Luckily, Di Liu, who recently joined Arizona State University's School of Molecular Sciences as an assistant professor, has a simple analogy at hand.

"I like to think of it as building intricate models out of molecular LEGO blocks, where each piece is precisely designed to fit together,” Liu explained.

Liu, who has a joint appointment at the ASU Biodesign Center for Molecular Design and Biomimetics, began his research career at Nanjing University in China. Born and raised in Zibo, an industrial city in China’s Shandong province, Liu was drawn into science thanks to the strong emphasis on chemistry, physics and mathematics throughout his education.

That strong foundation led him to pursue his Bachelor of Science in chemistry at Nanjing University, where Liu worked on creating anti-cancer drugs under the mentorship of Professor Zijian Guo. 

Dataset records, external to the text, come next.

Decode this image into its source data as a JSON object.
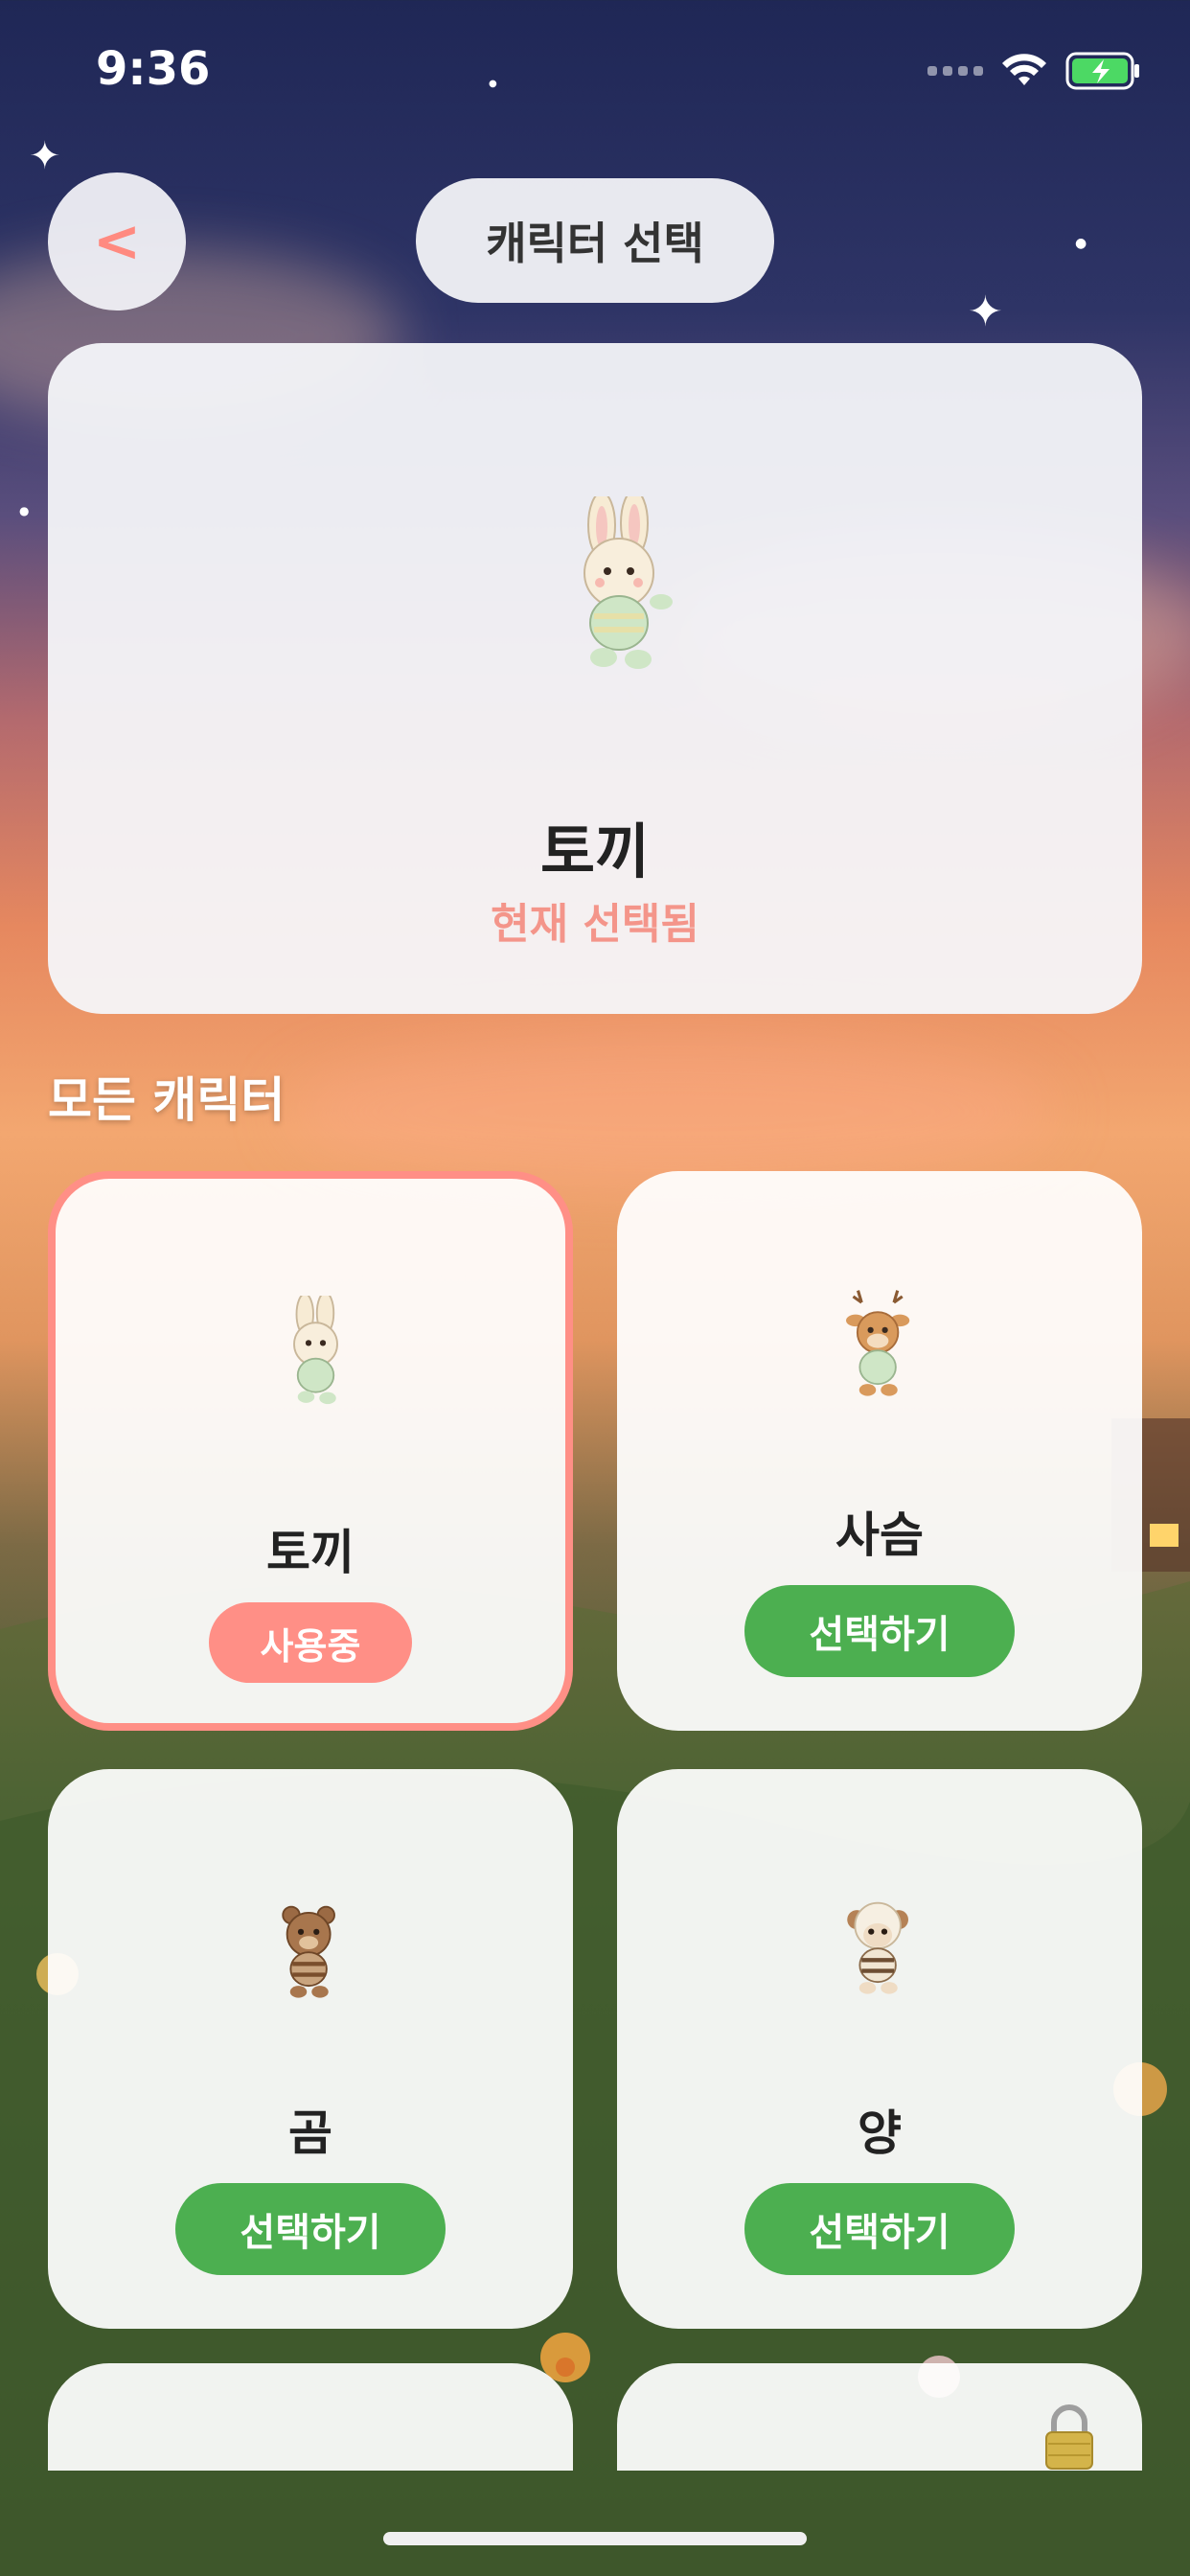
{
  "status_bar": {
    "time": "9:36"
  },
  "header": {
    "title": "캐릭터 선택",
    "back_label": "<"
  },
  "current": {
    "name": "토끼",
    "status": "현재 선택됨"
  },
  "section_title": "모든 캐릭터",
  "characters": [
    {
      "name": "토끼",
      "button": "사용중",
      "selected": true
    },
    {
      "name": "사슴",
      "button": "선택하기",
      "selected": false
    },
    {
      "name": "곰",
      "button": "선택하기",
      "selected": false
    },
    {
      "name": "양",
      "button": "선택하기",
      "selected": false
    }
  ],
  "colors": {
    "accent_pink": "#ff8f86",
    "select_green": "#4caf50",
    "status_pink": "#f4958a"
  },
  "icons": [
    "back-icon",
    "wifi-icon",
    "battery-charging-icon",
    "lock-icon"
  ]
}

"This project not only sharpened my skills as a researcher but also ignited a passion to make a difference in biomedical research," Liu said.

Next, his quest for knowledge took him to the University of Chicago for his PhD, where he dove into the intricate world of designing nucleic acid-based topological structures with Professor Yossi Weizmann.

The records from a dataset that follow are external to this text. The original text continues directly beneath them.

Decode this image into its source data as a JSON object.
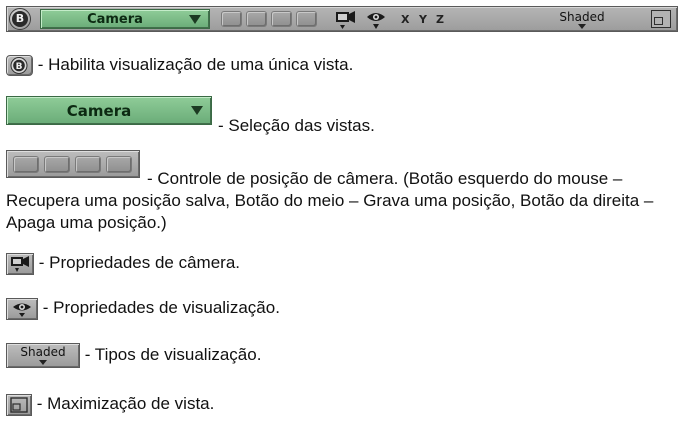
{
  "toolbar": {
    "single_view_letter": "B",
    "view_select_label": "Camera",
    "axes": [
      "X",
      "Y",
      "Z"
    ],
    "shading_label": "Shaded",
    "colors": {
      "toolbar_bg": "#a7a7a7",
      "view_select_bg": "#7cbd88"
    }
  },
  "legend": {
    "single_view": "- Habilita visualização de uma única vista.",
    "view_select": "- Seleção das vistas.",
    "camera_position": "- Controle de posição de câmera. (Botão esquerdo do mouse – Recupera uma posição salva, Botão do meio – Grava uma posição, Botão da direita – Apaga uma posição.)",
    "camera_props": "- Propriedades de câmera.",
    "view_props": "- Propriedades de visualização.",
    "shading_types": "- Tipos de visualização.",
    "maximize": "- Maximização de vista."
  },
  "icons": [
    "b-circle-icon",
    "dropdown-arrow-icon",
    "camera-icon",
    "eye-icon",
    "maximize-icon"
  ]
}
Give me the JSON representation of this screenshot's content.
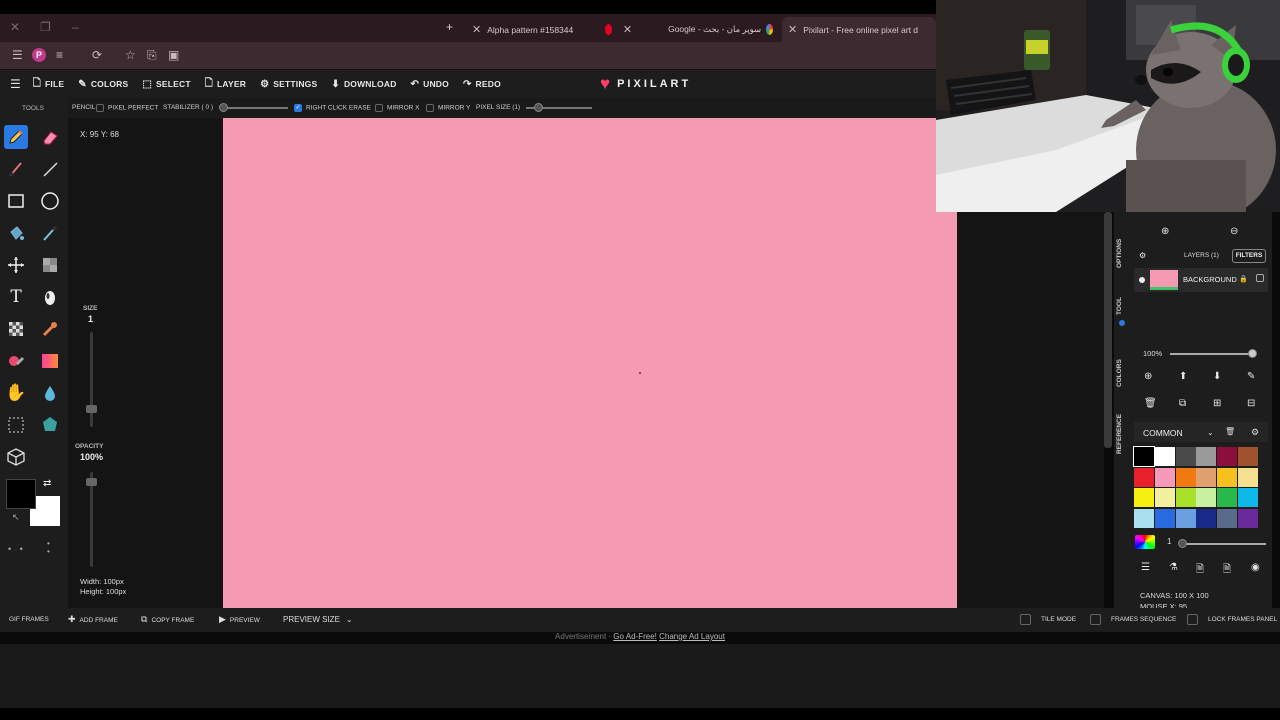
{
  "browser": {
    "tabs": [
      {
        "label": "Alpha pattern #158344"
      },
      {
        "label": "Google - سوپر مان - بحث"
      },
      {
        "label": "Pixilart - Free online pixel art d"
      }
    ],
    "profile_initial": "P"
  },
  "app": {
    "logo": "PIXILART",
    "menu": [
      "FILE",
      "COLORS",
      "SELECT",
      "LAYER",
      "SETTINGS",
      "DOWNLOAD",
      "UNDO",
      "REDO"
    ],
    "options": {
      "tool": "PENCIL",
      "pixel_perfect": "PIXEL PERFECT",
      "stabilizer": "STABILIZER ( 0 )",
      "right_click_erase": "RIGHT CLICK ERASE",
      "mirror_x": "MIRROR X",
      "mirror_y": "MIRROR Y",
      "pixel_size": "PIXEL SIZE (1)"
    },
    "tools_label": "TOOLS",
    "coords": "X: 95 Y: 68",
    "size_label": "SIZE",
    "size_value": "1",
    "opacity_label": "OPACITY",
    "opacity_value": "100%",
    "width_text": "Width: 100px",
    "height_text": "Height: 100px",
    "canvas_color": "#f49ab2",
    "accent": "#2a7ae2"
  },
  "right_panel": {
    "side_tabs": [
      "OPTIONS",
      "TOOL",
      "COLORS",
      "REFERENCE"
    ],
    "layers_label": "LAYERS (1)",
    "filters_label": "FILTERS",
    "layer_name": "BACKGROUND",
    "opacity": "100%",
    "palette_name": "COMMON",
    "brush_value": "1",
    "canvas_text": "CANVAS: 100 X 100",
    "mouse_text": "MOUSE X: 95",
    "swatches": [
      "#000000",
      "#ffffff",
      "#4a4a4a",
      "#9a9a9a",
      "#8b0f3a",
      "#a0522d",
      "#e8202a",
      "#f59ab8",
      "#f07a10",
      "#e0a070",
      "#f5c020",
      "#f5e090",
      "#f5f010",
      "#f0f0a0",
      "#a8e02a",
      "#c8f0a0",
      "#2ab84a",
      "#10b8e8",
      "#a8e0f0",
      "#2a6ae0",
      "#6aa0e0",
      "#1a2a8a",
      "#5a6a8a",
      "#6a2a9a"
    ]
  },
  "frames_bar": {
    "gif_frames": "GIF FRAMES",
    "add_frame": "ADD FRAME",
    "copy_frame": "COPY FRAME",
    "preview": "PREVIEW",
    "preview_size": "PREVIEW SIZE",
    "tile_mode": "TILE MODE",
    "frames_sequence": "FRAMES SEQUENCE",
    "lock_frames": "LOCK FRAMES PANEL"
  },
  "ad": {
    "advertisement": "Advertisement · ",
    "go_ad_free": "Go Ad-Free!",
    "change_layout": "Change Ad Layout"
  }
}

Finding the work intellectually stimulating and incredibly rewarding, Liu was honored to receive the Howard Hughes Medical Institute International Predoctoral Fellowship. After Chicago, he moved on to Harvard University, where, as a Merck Fellow of the Life Sciences Research Foundation, Liu delved into leveraging RNA nanostructures to elucidate the 3D structures of natural RNA molecules with Professor Peng Yin.

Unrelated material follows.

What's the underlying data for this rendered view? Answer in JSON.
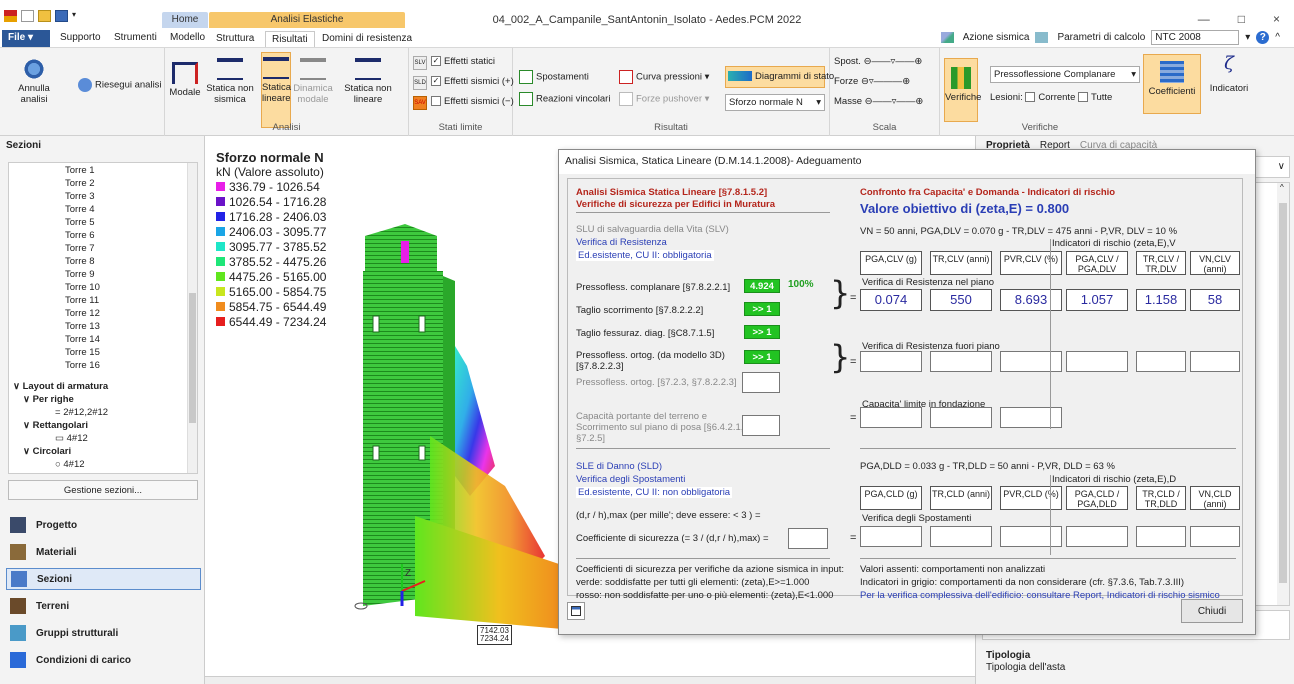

“Each step of this journey has been pivotal in shaping my dedication to advancing both the fundamental understanding and the practical applications of molecular sciences,” Liu said.

His current work at ASU extends beyond scientific exploration and forges new paths in disease treatment — ranging from cancer to bacterial infections. The most rewarding part for Liu is the constant discovery — every day bringing a new challenge and a step closer to potential breakthroughs.

Looking ahead, Liu’s objective is to identify and validate novel therapeutic targets, such as DNA topoisomerases or structured RNAs, and to advance RNA-based treatments. The goal is to not only contribute valuable knowledge to the field of molecular sciences, but also to develop practical solutions that can improve health care outcomes.

“I value the collaborative, supportive and inclusive spirit within the scientific community at ASU, which plays a crucial role in advancing my research,” Liu said. “Ultimately, I hope to be remembered as a scientist who bridged the gap between fundamental molecular research and real-world biomedical applications, making a lasting impact on both the scientific realm and society."